I’d route debug logs to cheaper storage with short retention.
I’d enrich only what’s useful for triage: ids, durations, key inputs.
I’d add tracing to replace walls of logs for request flow.
I’d review retention and export rules with the platform team.

14) Security review flags secrets in config files. What’s your remediation plan?

I’d rotate exposed credentials immediately, then remove them from history.
I’d move secrets to a managed vault and fetch via managed identity if possible.
I’d enforce secret scanning in CI to block future leaks.
I’d switch to short-lived tokens instead of static keys.
I’d restrict blast radius via least privilege per service.
I’d audit logs to confirm no misuse during exposure window.
I’d write a runbook so this fix becomes standard practice.

15) A team wants to switch to minimal APIs. What do you check before approving?

I’d check if simpler hosting and lower ceremony benefit our use case.
I’d look at routing complexity, filters, and middleware we rely on today.
I’d confirm testability, validation patterns, and versioning approach.
I’d ensure we keep consistent conventions across services.
I’d benchmark startup and request overhead to validate the win.
I’d plan migration in slices, not a big-bang rewrite.
I’d document guardrails so handler sprawl doesn’t happen.

16) A partner requests gRPC for performance. When would you still keep REST?

If cross-browser support and easy tooling matter, REST stays practical.
For low-latency, strongly typed streaming, gRPC shines service-to-service.
I’d evaluate gateway needs for customers who can’t use HTTP/2.
I’d measure real payload sizes and serialization cost before deciding.
I’d consider contract governance and backward compatibility.
I’d keep REST for public APIs and gRPC internally if it balances needs.
I’d pilot one critical path to validate the benefit.

17) Your team added `CancellationToken` but cancellations don’t actually stop work. What’s missing?

I’d ensure downstream calls pass the token; stopping at the top isn’t enough.
I’d check loops and long operations poll for cancellation periodically.
I’d halt retries when cancellation is requested to avoid waste.
I’d make sure finally blocks don’t re-queue cancelled work.
I’d add logs when cancellation happens to confirm coverage.
I’d avoid swallowing OperationCanceledException silently.
I’d test with forced cancellations under load, not just unit tests.

18) Stakeholders ask for “real-time” updates.
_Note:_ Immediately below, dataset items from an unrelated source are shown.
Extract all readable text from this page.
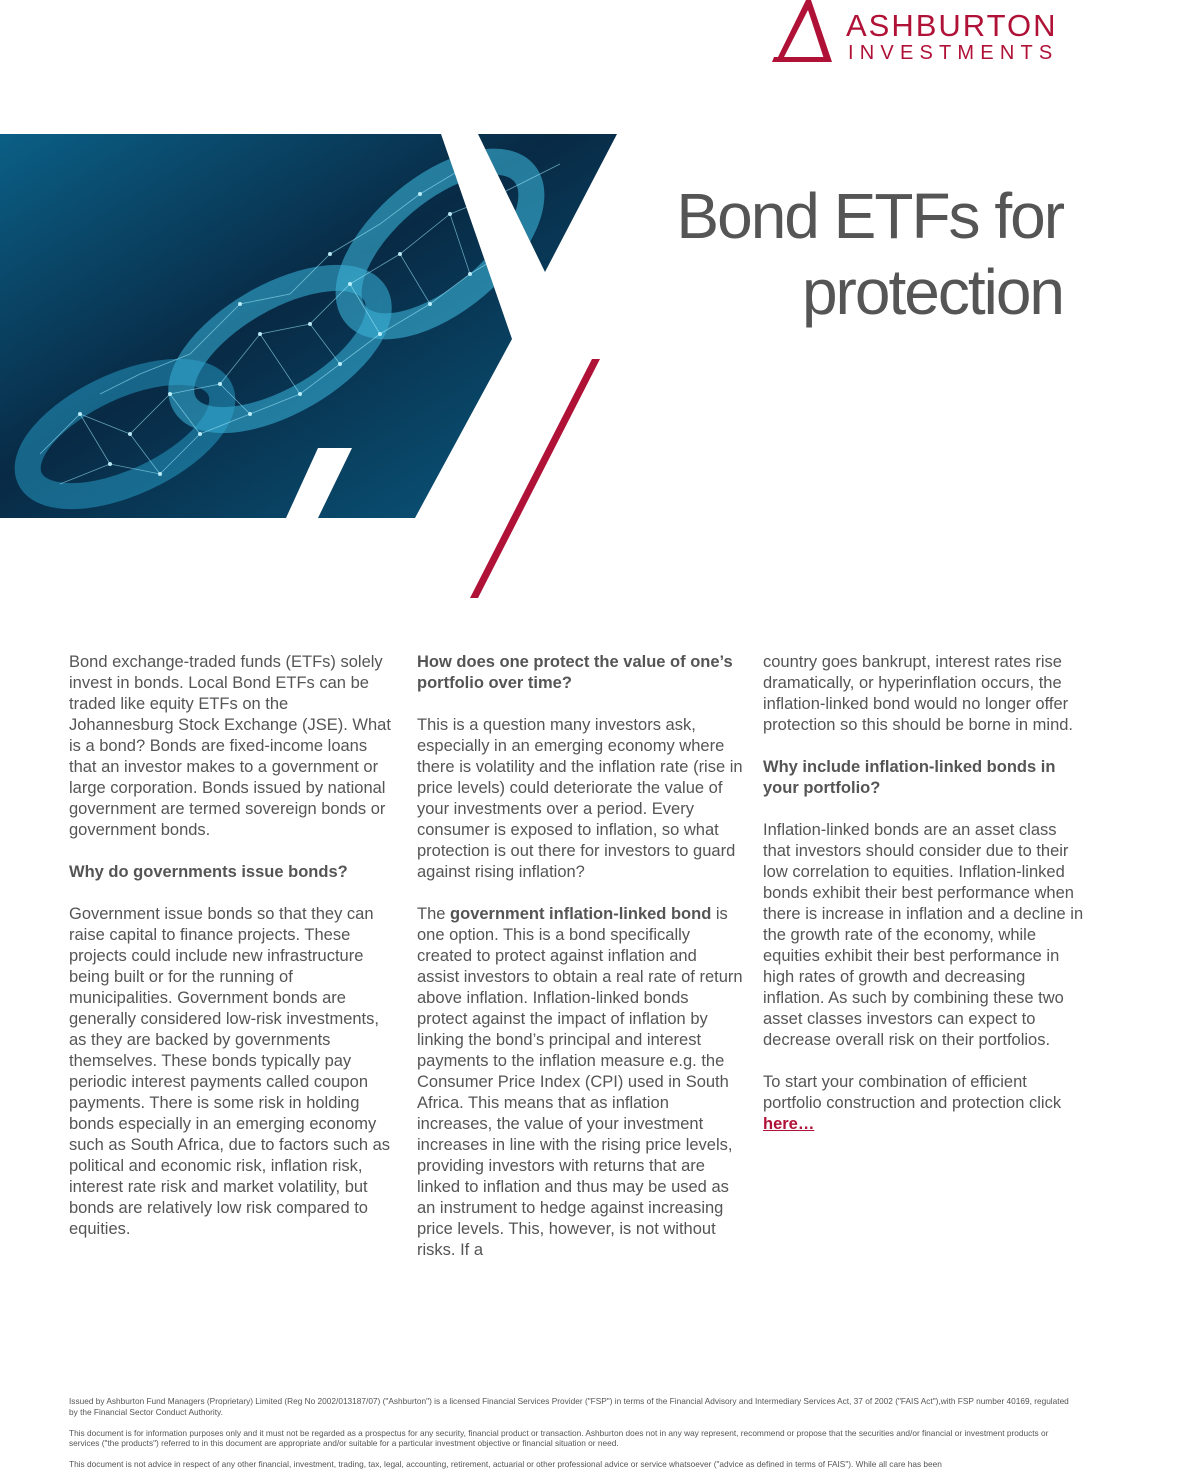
ASHBURTON
INVESTMENTS
Bond ETFs for
protection

Bond exchange-traded funds (ETFs) solely invest in bonds. Local Bond ETFs can be traded like equity ETFs on the Johannesburg Stock Exchange (JSE). What is a bond? Bonds are fixed-income loans that an investor makes to a government or large corporation. Bonds issued by national government are termed sovereign bonds or government bonds.

Why do governments issue bonds?

Government issue bonds so that they can raise capital to finance projects. These projects could include new infrastructure being built or for the running of municipalities. Government bonds are generally considered low-risk investments, as they are backed by governments themselves. These bonds typically pay periodic interest payments called coupon payments. There is some risk in holding bonds especially in an emerging economy such as South Africa, due to factors such as political and economic risk, inflation risk, interest rate risk and market volatility, but bonds are relatively low risk compared to equities.

How does one protect the value of one’s portfolio over time?

This is a question many investors ask, especially in an emerging economy where there is volatility and the inflation rate (rise in price levels) could deteriorate the value of your investments over a period. Every consumer is exposed to inflation, so what protection is out there for investors to guard against rising inflation?

The government inflation-linked bond is one option. This is a bond specifically created to protect against inflation and assist investors to obtain a real rate of return above inflation. Inflation-linked bonds protect against the impact of inflation by linking the bond’s principal and interest payments to the inflation measure e.g. the Consumer Price Index (CPI) used in South Africa. This means that as inflation increases, the value of your investment increases in line with the rising price levels, providing investors with returns that are linked to inflation and thus may be used as an instrument to hedge against increasing price levels. This, however, is not without risks. If a

country goes bankrupt, interest rates rise dramatically, or hyperinflation occurs, the inflation-linked bond would no longer offer protection so this should be borne in mind.

Why include inflation-linked bonds in your portfolio?

Inflation-linked bonds are an asset class that investors should consider due to their low correlation to equities. Inflation-linked bonds exhibit their best performance when there is increase in inflation and a decline in the growth rate of the economy, while equities exhibit their best performance in high rates of growth and decreasing inflation. As such by combining these two asset classes investors can expect to decrease overall risk on their portfolios.

To start your combination of efficient portfolio construction and protection click here…

Issued by Ashburton Fund Managers (Proprietary) Limited (Reg No 2002/013187/07) ("Ashburton") is a licensed Financial Services Provider ("FSP") in terms of the Financial Advisory and Intermediary Services Act, 37 of 2002 ("FAIS Act"),with FSP number 40169, regulated by the Financial Sector Conduct Authority.

This document is for information purposes only and it must not be regarded as a prospectus for any security, financial product or transaction. Ashburton does not in any way represent, recommend or propose that the securities and/or financial or investment products or services ("the products") referred to in this document are appropriate and/or suitable for a particular investment objective or financial situation or need.

This document is not advice in respect of any other financial, investment, trading, tax, legal, accounting, retirement, actuarial or other professional advice or service whatsoever ("advice as defined in terms of FAIS"). While all care has been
How do you set expectations and choose tech?

I’d clarify what “real-time” means in seconds and which events qualify.
For server-push to browsers, SignalR or WebSockets fit; for polling, negotiate intervals.
I’d balance frequency with backend capacity and user value.
I’d add backoff and offline handling on clients to avoid meltdowns.
I’d protect updates with auth and rate limits.
I’d pilot with a subset of users and measure perceived latency.
I’d publish an SLO and monitor it publicly within the team.

19) Serialization breaks after a model rename. How do you minimize versioning pain?

I’d introduce additive changes first and keep contracts backward-compatible.
I’d map old names to new with custom converters or attributes.
I’d avoid breaking required fields; use defaults for new ones.
I’d version endpoints or messages and phase out old clients slowly.
I’d add contract tests to freeze the wire shape intentionally.
I’d document the deprecation timeline and telemetry to track stragglers.
I’d provide migration samples to partners early.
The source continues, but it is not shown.